Some industry insiders hope the Tata battery investment will open the door to further battery investments in the UK.
The UK currently only has one plant in operation next to Nissan’s Sunderland factory, and one barely on the drawing board in Northumberland.
Another proposed battery manufacturer, in the north east of England, Britishvolt, went into administration earlier this year.
By contrast the EU has 35 plants open, under construction or planned. The new factory in Somerset will initially supply batteries for a new range of electric Jaguar and Land Rover models.
Tata Group, an Indian multinational, did consider a rival site in Spain for the battery plant. Its decision to choose the UK is likely to be viewed as a big win for Britain by the government.
A UK government spokesperson said it would not comment on ongoing negotiations with a private company.
Parliament’s cross-party Business and Trade Committee is holding an inquiry into the UK’s electric vehicle battery manufacturing sector. Its chairman Darren Jones said Tata’s decision to site the new plant in the UK was “very welcome” but raised questions over the scale of the subsidies provided.

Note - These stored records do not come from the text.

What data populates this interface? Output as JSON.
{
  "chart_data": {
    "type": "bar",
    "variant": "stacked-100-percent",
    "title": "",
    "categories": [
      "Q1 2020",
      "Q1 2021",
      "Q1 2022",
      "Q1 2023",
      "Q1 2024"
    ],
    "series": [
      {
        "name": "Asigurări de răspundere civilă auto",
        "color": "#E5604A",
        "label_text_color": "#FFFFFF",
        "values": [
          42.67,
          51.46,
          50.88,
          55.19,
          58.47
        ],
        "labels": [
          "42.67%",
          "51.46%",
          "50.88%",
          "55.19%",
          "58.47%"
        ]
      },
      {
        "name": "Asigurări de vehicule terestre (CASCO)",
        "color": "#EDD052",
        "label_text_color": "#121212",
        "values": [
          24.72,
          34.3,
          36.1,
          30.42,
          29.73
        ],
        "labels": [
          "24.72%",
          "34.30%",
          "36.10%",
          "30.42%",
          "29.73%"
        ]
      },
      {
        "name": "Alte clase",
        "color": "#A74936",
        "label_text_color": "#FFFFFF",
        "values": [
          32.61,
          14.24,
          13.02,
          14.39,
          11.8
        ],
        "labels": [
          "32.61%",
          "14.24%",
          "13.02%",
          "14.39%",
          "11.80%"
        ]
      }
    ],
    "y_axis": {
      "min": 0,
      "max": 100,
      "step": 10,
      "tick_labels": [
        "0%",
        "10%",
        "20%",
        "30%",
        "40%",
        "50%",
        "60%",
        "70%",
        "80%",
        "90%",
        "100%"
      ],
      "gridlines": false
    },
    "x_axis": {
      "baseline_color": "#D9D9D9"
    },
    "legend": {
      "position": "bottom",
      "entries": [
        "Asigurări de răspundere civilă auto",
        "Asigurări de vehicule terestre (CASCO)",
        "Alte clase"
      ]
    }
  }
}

“We will want to reflect, however, on the subsidy package that was required to secure this decision and if this approach is scalable to meet the need for further battery manufacturing sites for other car companies across the UK.”
Those concerns were echoed by the FairCharge group, which represents other companies in the electric vehicle sector.
FairCharge’s founder, Quentin Willson, said there was a fear in the industry that Tata’s investment could “sweep up” all available government support. “I truly hope that other companies in the battery, critical minerals, charging and EV supply chains won’t be neglected,” he said.